Ghana is a small and peaceful democracy of about 14 million people south of Sahara with rich metal resources. Appropriately christened Gold Coast by the British Empire, it traded that name for Ghana later. The unpronounceable President of Ghana is apparently a progressive man sending youngsters out to learn and bring back wisdom to make a difference in the economy and governance of this small country. Kofi Annan is a Ghanian and he supports this cause. Him being the UN Secretary General visible and influential has helped in Ghana getting noticed by the larger global community.

Steven, a dual citizen of US and Ghana, drives a cab, studies at the University of Maryland and runs a small acupuncture pads business back in Africa. ‘I want to go back home soon, like how you Indians are and make a difference to my land.’ I was impressed and inspired by this young man’s patriotism, drive and conviction.


My travel planner – Ahmed the Turk
Too many Sam Adams the earlier night and I woke up late. I had to catch a flight at 8.27 am and the front desk had told me that there is a shuttle every half hour. They did not tell me that they start at 7.45 am on a Saturday.

I had to call for a cab. Ahmed the Turk drives in and I politely told him to step on it. It is a short drive. Ahmed talks without a pause in an interesting mid eastern accent with guttural flourishes to an otherwise insipid monologue. I made the mistake of confessing that I am planning a week’s vacation in Istanbul. Ahmed quickly donned his cap of the knowledgeable guide set out to create my itinerary as I panic.

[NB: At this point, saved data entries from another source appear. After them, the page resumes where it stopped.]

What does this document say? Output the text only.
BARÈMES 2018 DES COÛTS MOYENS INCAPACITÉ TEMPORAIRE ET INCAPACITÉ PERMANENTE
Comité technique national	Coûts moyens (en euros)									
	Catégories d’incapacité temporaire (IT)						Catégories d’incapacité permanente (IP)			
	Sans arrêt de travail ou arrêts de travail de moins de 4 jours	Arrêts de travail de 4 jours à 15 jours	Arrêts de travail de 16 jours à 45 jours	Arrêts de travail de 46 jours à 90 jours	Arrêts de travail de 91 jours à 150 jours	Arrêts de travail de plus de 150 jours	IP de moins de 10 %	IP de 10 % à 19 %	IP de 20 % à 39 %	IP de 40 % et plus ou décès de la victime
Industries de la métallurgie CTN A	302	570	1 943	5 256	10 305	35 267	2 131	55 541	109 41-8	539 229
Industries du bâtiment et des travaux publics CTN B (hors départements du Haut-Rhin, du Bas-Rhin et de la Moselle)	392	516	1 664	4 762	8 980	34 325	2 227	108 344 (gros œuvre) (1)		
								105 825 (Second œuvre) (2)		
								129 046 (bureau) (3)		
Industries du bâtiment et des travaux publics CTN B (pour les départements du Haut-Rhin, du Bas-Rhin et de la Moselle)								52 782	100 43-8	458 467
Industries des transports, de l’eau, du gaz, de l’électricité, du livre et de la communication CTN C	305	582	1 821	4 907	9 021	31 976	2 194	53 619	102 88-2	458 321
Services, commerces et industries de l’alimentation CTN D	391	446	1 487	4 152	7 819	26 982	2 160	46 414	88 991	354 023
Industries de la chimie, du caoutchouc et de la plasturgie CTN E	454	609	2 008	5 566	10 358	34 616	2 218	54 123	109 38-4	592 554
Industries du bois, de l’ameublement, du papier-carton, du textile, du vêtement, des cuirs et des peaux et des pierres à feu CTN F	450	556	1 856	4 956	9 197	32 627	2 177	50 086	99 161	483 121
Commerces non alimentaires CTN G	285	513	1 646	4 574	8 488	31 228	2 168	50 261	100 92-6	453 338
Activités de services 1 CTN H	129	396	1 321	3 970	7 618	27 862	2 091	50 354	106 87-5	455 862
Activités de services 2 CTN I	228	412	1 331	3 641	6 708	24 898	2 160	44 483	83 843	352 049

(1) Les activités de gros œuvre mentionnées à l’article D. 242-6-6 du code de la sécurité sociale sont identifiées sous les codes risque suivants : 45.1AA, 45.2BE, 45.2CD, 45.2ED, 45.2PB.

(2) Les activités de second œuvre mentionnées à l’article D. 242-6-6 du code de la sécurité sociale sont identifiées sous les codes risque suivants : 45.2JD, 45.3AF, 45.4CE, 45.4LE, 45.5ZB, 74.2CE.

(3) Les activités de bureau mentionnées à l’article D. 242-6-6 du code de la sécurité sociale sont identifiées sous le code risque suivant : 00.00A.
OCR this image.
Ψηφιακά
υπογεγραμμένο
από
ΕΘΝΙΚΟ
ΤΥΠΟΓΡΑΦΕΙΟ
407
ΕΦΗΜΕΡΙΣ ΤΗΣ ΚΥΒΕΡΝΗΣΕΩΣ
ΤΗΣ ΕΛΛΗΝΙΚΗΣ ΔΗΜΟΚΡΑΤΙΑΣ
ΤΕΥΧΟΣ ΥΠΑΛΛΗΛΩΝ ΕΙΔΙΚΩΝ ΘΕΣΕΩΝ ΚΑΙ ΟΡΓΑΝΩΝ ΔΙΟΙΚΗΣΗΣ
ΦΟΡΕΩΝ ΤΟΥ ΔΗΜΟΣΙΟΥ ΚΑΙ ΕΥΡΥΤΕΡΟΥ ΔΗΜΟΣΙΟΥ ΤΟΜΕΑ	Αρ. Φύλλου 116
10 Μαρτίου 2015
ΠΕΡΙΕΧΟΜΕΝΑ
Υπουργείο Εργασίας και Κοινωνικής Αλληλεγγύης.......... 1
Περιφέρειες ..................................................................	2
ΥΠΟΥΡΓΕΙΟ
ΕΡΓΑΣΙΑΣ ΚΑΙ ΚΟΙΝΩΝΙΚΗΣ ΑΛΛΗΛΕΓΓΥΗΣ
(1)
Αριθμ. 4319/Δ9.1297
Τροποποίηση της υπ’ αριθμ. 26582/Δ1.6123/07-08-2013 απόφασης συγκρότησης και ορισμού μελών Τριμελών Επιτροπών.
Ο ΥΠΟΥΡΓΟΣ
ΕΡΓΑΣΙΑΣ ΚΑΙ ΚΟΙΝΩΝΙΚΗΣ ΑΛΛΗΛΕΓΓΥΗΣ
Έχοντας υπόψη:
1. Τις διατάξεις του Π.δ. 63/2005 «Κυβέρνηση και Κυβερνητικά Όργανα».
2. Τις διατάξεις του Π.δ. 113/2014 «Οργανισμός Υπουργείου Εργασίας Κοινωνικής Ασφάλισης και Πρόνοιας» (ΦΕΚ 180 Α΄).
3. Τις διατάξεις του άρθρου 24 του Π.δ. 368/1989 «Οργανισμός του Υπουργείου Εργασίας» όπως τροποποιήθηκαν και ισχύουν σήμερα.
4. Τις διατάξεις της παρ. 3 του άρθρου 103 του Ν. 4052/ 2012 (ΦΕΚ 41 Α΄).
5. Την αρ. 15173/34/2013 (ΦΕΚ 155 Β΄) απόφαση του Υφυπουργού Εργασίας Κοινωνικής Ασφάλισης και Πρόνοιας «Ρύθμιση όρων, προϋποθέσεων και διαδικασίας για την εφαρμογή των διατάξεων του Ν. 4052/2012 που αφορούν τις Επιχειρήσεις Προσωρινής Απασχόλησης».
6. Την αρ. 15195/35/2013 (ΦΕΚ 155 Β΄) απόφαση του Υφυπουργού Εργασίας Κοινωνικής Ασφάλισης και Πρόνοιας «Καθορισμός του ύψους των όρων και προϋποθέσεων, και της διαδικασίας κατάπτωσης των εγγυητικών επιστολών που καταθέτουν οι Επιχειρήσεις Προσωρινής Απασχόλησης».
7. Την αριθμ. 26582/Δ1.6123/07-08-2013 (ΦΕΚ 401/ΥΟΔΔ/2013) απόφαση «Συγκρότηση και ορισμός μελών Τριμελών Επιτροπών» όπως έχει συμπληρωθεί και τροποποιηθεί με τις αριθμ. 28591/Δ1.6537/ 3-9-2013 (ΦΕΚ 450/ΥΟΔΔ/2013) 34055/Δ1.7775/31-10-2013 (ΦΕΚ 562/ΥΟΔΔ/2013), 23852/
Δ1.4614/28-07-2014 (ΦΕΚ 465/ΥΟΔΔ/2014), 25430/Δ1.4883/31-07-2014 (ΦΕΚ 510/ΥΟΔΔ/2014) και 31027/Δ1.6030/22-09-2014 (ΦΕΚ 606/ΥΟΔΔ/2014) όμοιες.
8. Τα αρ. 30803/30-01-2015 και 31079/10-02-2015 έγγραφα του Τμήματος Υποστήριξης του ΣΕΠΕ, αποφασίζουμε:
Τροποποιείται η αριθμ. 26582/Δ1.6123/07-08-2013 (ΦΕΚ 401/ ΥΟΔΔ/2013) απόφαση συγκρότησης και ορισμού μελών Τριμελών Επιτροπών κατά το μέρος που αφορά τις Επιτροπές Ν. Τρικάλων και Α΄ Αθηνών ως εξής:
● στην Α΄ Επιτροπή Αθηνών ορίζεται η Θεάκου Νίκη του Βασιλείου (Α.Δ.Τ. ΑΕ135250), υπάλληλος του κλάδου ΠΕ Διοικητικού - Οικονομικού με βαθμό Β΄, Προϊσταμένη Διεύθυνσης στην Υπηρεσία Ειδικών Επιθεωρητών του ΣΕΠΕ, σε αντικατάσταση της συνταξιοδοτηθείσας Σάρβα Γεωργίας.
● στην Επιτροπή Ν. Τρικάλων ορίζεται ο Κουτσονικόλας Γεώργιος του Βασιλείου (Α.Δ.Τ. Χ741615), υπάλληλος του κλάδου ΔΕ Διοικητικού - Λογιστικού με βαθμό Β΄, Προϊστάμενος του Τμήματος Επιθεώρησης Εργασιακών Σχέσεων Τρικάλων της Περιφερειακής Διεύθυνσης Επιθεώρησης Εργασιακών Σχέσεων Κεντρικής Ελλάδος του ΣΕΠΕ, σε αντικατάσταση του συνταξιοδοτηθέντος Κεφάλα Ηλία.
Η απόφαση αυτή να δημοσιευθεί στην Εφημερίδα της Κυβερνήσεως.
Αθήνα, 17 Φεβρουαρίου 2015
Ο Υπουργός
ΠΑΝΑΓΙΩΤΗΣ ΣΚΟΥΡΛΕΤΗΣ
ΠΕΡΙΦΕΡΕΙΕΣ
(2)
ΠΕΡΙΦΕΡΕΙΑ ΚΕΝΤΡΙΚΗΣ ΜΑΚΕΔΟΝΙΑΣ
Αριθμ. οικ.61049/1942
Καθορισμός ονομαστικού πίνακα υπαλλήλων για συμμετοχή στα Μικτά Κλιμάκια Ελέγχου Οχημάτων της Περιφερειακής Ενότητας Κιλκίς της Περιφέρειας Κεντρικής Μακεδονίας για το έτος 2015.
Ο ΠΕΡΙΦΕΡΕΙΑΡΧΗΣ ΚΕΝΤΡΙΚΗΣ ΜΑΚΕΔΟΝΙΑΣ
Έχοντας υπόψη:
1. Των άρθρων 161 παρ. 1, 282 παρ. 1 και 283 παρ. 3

‘First day is at the bazaar Kapalıçari; next day is at the mosques Ahi Celibi, Selimiye, Al Sophia and Zeyrek; then the churches Anglikan and more. You get everything in Istanbul, the legit and the illicit. But you need to know the path. You should eat the fish, with what do you call that, lemon and olive oil at the bazaar. Ask them to make it hot and eat it slowly. Do not forget to take the ferry across the river between the European quarters and the Asian quarters. The sauce for the fish is an amazing combination of olive leaves and spices. Ask the guys to top it’. At this point we have been at the United gate for a few minutes and my flight will shut in about twenty. I can see that the airport is extremely crowded with weekend traffic. I am being polite and listening to him as I pull my wallet out. He continues with the color of the sea in Turkey, extended services in a Turkish bath (he winks), but does not tell me the fare. Another minute of his banter and I am about to excrete wire-cut house bricks. In between somewhere he said ‘Thirteen dollars’ and I stuffed a twenty dollar bill in his palm and shot out like a moor during crusade. I ran to the counter, inched nervously in the queue, get half naked through security check, dress up, reach gate C16 and as the lady is deciphering my last name to announce I slide to her, enter the gate and it shuts behind me. I was the last person to enter the plane and the vacation in Turkey was the last thought in my head.

I breathe as the Embraer taxis out on the runway. It lumbers up the sky and I ease into a comfortable content nap. I am going back to Dallas.